Connected to RT ticketing system for alarm logging and escalation.
Infrastructure (Cooling)
The growth of the RACF has put considerable strain on power and cooling.
UPS back-up power for RACF equipment.
Custom RACF-written script to monitor power and cooling issues.
Alarm logging and escalation through RT ticketing system.
Controlled automatic shutdown of Linux Farm during cooling or power failures.
Infrastructure (Network)
Use of cacti to monitor network traffic and performance.
Can be used at switch or system level.
Historical information and logs.
To be instrumented with alarms and be integrated in the alarm logging and escalation.
Condor
Condor does not have native monitoring interface.
RACF created its own web-based, monitoring interface.
Interface used by staff for performance tuning.
Connected to RT for alarm logging and escalation.
Monitoring functions Throughput Service Availability Configuration Optimization
RT
Flexible ticketing system.
Historical records available.
Coupled to monitoring software for alarm logging and escalation.
Integrated in service-based SLA.
Implementing new SLA
Create Alarm Management Layer (AML) to interface monitoring to RT.
Alarm conditions configurable via custom-written rule engine.
Clearer lines of responsibilities for creating, maintaining and responding to alarms.
AML creates RT ticket in appropriate category and keeps track of responses.
AML escalates alarm when RT ticket is not addressed within (configurable) amount of time.
Service Coordinators oversee management of service alarms.
What data is logged?
Host, service, host group, and service group
Alarm timestamp
NRPE (Nagios) message content
Alarm status
Notification status
RT ticket status (new, open, resolved)
Timestamp of lastest RT update
Due date
RT ticket information (number, queue, owner, priority, etc)
Example Configuration (rule) File
[linuxfarm-testrule]
host: testhost(\d) (Regular expression compatible)
service: condorq, condor
hostgroup: any
queue: Test
after_hours_PageTime: 30
work_hours_PageTime: 60
work_hours_response_time: 120 (When does the problem need to be resolved by)

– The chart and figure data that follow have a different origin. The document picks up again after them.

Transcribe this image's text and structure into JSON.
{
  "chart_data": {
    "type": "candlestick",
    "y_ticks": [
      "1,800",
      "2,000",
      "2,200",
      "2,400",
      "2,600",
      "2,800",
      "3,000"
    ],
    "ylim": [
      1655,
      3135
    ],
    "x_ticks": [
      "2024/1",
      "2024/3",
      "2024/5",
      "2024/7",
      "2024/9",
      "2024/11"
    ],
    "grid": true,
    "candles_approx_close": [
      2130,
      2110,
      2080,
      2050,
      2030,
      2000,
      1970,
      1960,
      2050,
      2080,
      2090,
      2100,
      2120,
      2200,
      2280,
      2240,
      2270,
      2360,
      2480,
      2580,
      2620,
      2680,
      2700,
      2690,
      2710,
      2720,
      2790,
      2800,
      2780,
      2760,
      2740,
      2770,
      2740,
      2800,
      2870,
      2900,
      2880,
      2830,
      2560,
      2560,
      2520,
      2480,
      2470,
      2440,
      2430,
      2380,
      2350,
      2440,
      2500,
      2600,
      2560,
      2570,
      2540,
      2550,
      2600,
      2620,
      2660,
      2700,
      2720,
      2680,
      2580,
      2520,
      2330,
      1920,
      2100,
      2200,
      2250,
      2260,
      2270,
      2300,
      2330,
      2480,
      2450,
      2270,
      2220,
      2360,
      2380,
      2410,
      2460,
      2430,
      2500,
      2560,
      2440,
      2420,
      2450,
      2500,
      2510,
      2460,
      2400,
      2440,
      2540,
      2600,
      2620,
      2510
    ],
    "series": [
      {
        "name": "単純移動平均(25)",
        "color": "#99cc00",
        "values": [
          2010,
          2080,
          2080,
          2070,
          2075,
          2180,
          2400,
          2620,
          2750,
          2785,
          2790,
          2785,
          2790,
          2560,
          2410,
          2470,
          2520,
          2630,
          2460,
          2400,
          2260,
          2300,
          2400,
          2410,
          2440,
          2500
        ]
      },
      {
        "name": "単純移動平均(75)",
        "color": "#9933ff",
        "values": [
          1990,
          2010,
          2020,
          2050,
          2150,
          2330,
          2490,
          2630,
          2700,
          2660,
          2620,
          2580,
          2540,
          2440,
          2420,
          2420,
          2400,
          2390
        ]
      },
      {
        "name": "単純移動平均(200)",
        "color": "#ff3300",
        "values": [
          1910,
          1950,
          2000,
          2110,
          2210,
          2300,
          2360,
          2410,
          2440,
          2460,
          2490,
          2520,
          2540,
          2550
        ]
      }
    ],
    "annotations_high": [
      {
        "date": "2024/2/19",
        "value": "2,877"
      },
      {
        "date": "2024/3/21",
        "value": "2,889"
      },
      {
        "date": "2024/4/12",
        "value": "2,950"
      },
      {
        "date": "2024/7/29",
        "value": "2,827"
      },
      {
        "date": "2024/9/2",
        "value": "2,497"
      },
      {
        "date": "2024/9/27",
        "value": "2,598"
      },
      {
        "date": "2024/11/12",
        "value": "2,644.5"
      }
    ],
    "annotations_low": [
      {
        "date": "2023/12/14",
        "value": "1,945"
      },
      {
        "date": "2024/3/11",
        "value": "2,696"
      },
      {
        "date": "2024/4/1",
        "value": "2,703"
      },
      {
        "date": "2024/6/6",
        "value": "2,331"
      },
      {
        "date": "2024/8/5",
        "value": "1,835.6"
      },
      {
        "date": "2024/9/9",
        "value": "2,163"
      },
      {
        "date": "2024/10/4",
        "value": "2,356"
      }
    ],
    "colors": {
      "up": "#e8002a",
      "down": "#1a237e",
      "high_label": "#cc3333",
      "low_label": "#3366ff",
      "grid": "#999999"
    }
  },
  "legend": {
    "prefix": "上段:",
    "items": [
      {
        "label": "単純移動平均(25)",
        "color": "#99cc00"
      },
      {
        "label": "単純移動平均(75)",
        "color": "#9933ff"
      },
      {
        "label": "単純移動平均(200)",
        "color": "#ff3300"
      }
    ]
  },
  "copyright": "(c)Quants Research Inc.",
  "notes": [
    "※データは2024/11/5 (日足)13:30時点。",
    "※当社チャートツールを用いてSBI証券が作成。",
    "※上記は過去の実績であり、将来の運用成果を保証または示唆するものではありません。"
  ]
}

after_hours_response_time: 720 (When does the problem need to be resolved by)
auto_up: 1 (Page people)
down_hosts: 2 (Number of down hosts to be a real problem)
firstContact: test-person@pager
secondContact: [email protected]
Summary
Well-established procedures from RHIC operational experience.
Need service-based SLA for distributed computing environment.
Create Alarm Management Layer (AML) to integrate RT with monitoring tools and create clearer lines of responsibilities for staff.
Some features already functional.
Expect full implementation by late summer 2008.